|Description:||New auditorium at the Adelphi, 1848. The general supervision of the work was credited to the Adelphi business manager, Charles Manby. Thomas Henry Wyatt’s younger brother, Matthew Digby Wyatt was responsible for the decorative design. The auditorium contained two circles with straightened horseshoe parapets. French Rococo themes were a major motif. There was a saucer-shaped dome from which hung a great chandelier. Crimson predominated in the warm coloring of the auditorium.
|1st Performance:||Sep 27, 1848
|Source:||The Illustrated London News, Oct 7, 1848, p. 224
|See Source:||Go to Source Images (1.7 MB)
|Review:||The Illustrated London News, Oct 7, 1848, p. 224
THE ADELPHI THEATRE.
Our earliest recollection of this popular place of Amusement is as the Sans Pareil, in
the rear of the colour-shop of its proprietor in the Strand, and whose clever daughter was
the star of the theatrical company. With materials so close at hand, the little theatre
should have had some advantage of decoration; though, if we remember rightly, it was a sadly
bedizened affair, lit by gloomy oil-lamps and redolent of less agreeable odours than oil and
orange-peel, the conventional fragrance of theatrical parterres.

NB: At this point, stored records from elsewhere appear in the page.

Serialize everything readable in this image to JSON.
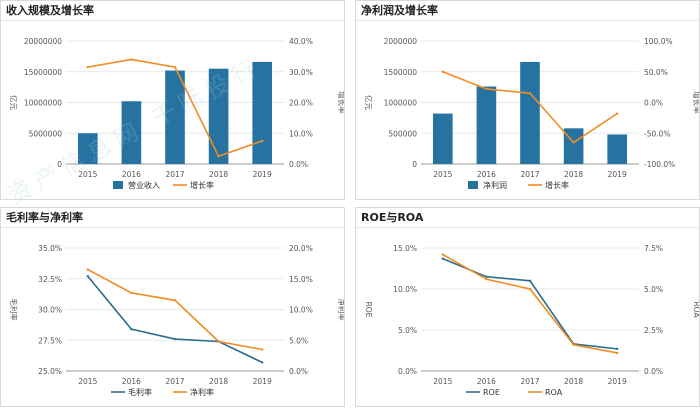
{
  "watermark": "资产信息网 千际投行",
  "colors": {
    "bar": "#2673a1",
    "line": "#f08c22",
    "line2": "#2d6d8f",
    "grid": "#e8e8e8",
    "axis": "#555555"
  },
  "chart_data": [
    {
      "id": "revenue",
      "type": "bar+line",
      "title": "收入规模及增长率",
      "categories": [
        "2015",
        "2016",
        "2017",
        "2018",
        "2019"
      ],
      "series": [
        {
          "name": "营业收入",
          "type": "bar",
          "axis": "left",
          "values": [
            5000000,
            10200000,
            15200000,
            15500000,
            16600000
          ]
        },
        {
          "name": "增长率",
          "type": "line",
          "axis": "right",
          "values": [
            31.5,
            34.0,
            31.5,
            2.5,
            7.5
          ]
        }
      ],
      "left_axis": {
        "label": "亿元",
        "min": 0,
        "max": 20000000,
        "ticks": [
          "0",
          "5000000",
          "10000000",
          "15000000",
          "20000000"
        ]
      },
      "right_axis": {
        "label": "增长率",
        "min": 0,
        "max": 40,
        "ticks": [
          "0.0%",
          "10.0%",
          "20.0%",
          "30.0%",
          "40.0%"
        ]
      }
    },
    {
      "id": "profit",
      "type": "bar+line",
      "title": "净利润及增长率",
      "categories": [
        "2015",
        "2016",
        "2017",
        "2018",
        "2019"
      ],
      "series": [
        {
          "name": "净利润",
          "type": "bar",
          "axis": "left",
          "values": [
            820000,
            1260000,
            1660000,
            580000,
            480000
          ]
        },
        {
          "name": "增长率",
          "type": "line",
          "axis": "right",
          "values": [
            50,
            22,
            15,
            -65,
            -18
          ]
        }
      ],
      "left_axis": {
        "label": "亿元",
        "min": 0,
        "max": 2000000,
        "ticks": [
          "0",
          "500000",
          "1000000",
          "1500000",
          "2000000"
        ]
      },
      "right_axis": {
        "label": "增长率",
        "min": -100,
        "max": 100,
        "ticks": [
          "-100.0%",
          "-50.0%",
          "0.0%",
          "50.0%",
          "100.0%"
        ]
      }
    },
    {
      "id": "margin",
      "type": "line",
      "title": "毛利率与净利率",
      "categories": [
        "2015",
        "2016",
        "2017",
        "2018",
        "2019"
      ],
      "series": [
        {
          "name": "毛利率",
          "axis": "left",
          "color": "line2",
          "values": [
            32.7,
            28.4,
            27.6,
            27.4,
            25.7
          ]
        },
        {
          "name": "净利率",
          "axis": "right",
          "color": "line",
          "values": [
            16.5,
            12.7,
            11.5,
            4.8,
            3.5
          ]
        }
      ],
      "left_axis": {
        "label": "毛利率",
        "min": 25,
        "max": 35,
        "ticks": [
          "25.0%",
          "27.5%",
          "30.0%",
          "32.5%",
          "35.0%"
        ]
      },
      "right_axis": {
        "label": "净利率",
        "min": 0,
        "max": 20,
        "ticks": [
          "0.0%",
          "5.0%",
          "10.0%",
          "15.0%",
          "20.0%"
        ]
      }
    },
    {
      "id": "roe",
      "type": "line",
      "title": "ROE与ROA",
      "categories": [
        "2015",
        "2016",
        "2017",
        "2018",
        "2019"
      ],
      "series": [
        {
          "name": "ROE",
          "axis": "left",
          "color": "line2",
          "values": [
            13.7,
            11.5,
            11.0,
            3.3,
            2.7
          ]
        },
        {
          "name": "ROA",
          "axis": "right",
          "color": "line",
          "values": [
            7.1,
            5.6,
            5.0,
            1.6,
            1.1
          ]
        }
      ],
      "left_axis": {
        "label": "ROE",
        "min": 0,
        "max": 15,
        "ticks": [
          "0.0%",
          "5.0%",
          "10.0%",
          "15.0%"
        ]
      },
      "right_axis": {
        "label": "ROA",
        "min": 0,
        "max": 7.5,
        "ticks": [
          "0.0%",
          "2.5%",
          "5.0%",
          "7.5%"
        ]
      }
    }
  ]
}
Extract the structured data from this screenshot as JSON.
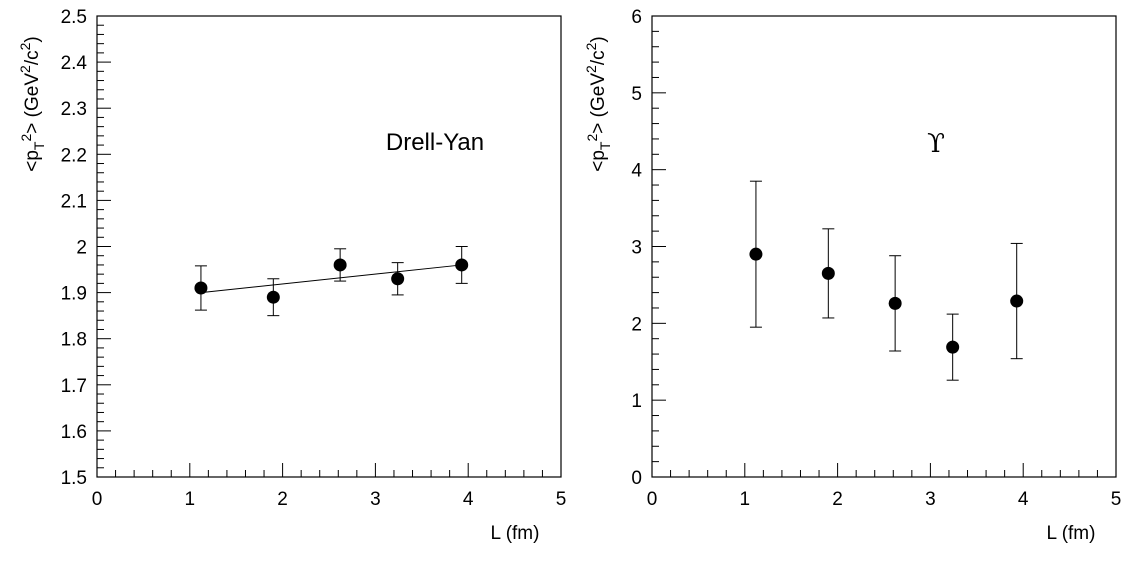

But the pursy old proprietor has long passed away; gas has superseded oil illumination; and
with a better class of performance has come an improved style of decoration. The last
re-embellishment of the Adelphi was certainly an improvement upon its predecessor; the ornaments
were less provincial than heretofore; the flat celling was raised into a dome, "fretted
with golden fires," and a curtain was added very like the covers of Mr. Newbery's children's
books. Thus far the decoration was good;
but the old ups-and-downs, the cabined lobbies, the primitive staircases, and similar discomforts,
were still there. The organic change remained to be made, by which additional convenience
might be gained, with a higher style of decoration; and this, we are happy to say, has just been
accomplished in the redecoration and partial reconstruction of the approaches. The staircases
are now of slate; the seats in the dress circle are provided with backs; and several minor comforts have been added.
In the auditory, a very graceful and elegant style of ornament has been adopted prominently in the
fronts of the boxes and the ceiling; and there is much gaiety in the wreathing of the supports with
flowers. The proscenium boxes are hung with muslin draperies, and surmounted with burnished
medallions, which reflect with great brilliancy the light from the central chandelier. The
dome in the roof is retained, but now resembles trellis-work, which is agreeably effective.
Least there should, however, be an unseasonable lightness in all this, the linings and furniture of the
boxes are deep crimson. A drop scene has also been painted.
The general alterations have been designed and superintended by Mr. Charles Manby; and the decorations
have been designed by Mr. Digby Wyatt, architect, and executed by Mr. Sang. They are very sparkling
and tasteful throughout.
We have engraved the newly-decorated auditory, in which the public already find themselves at home
in as large numbers as of old. The enlargements and re-constructions behind the curtain are also
extensive and must largely contribute to the gratification of those before it.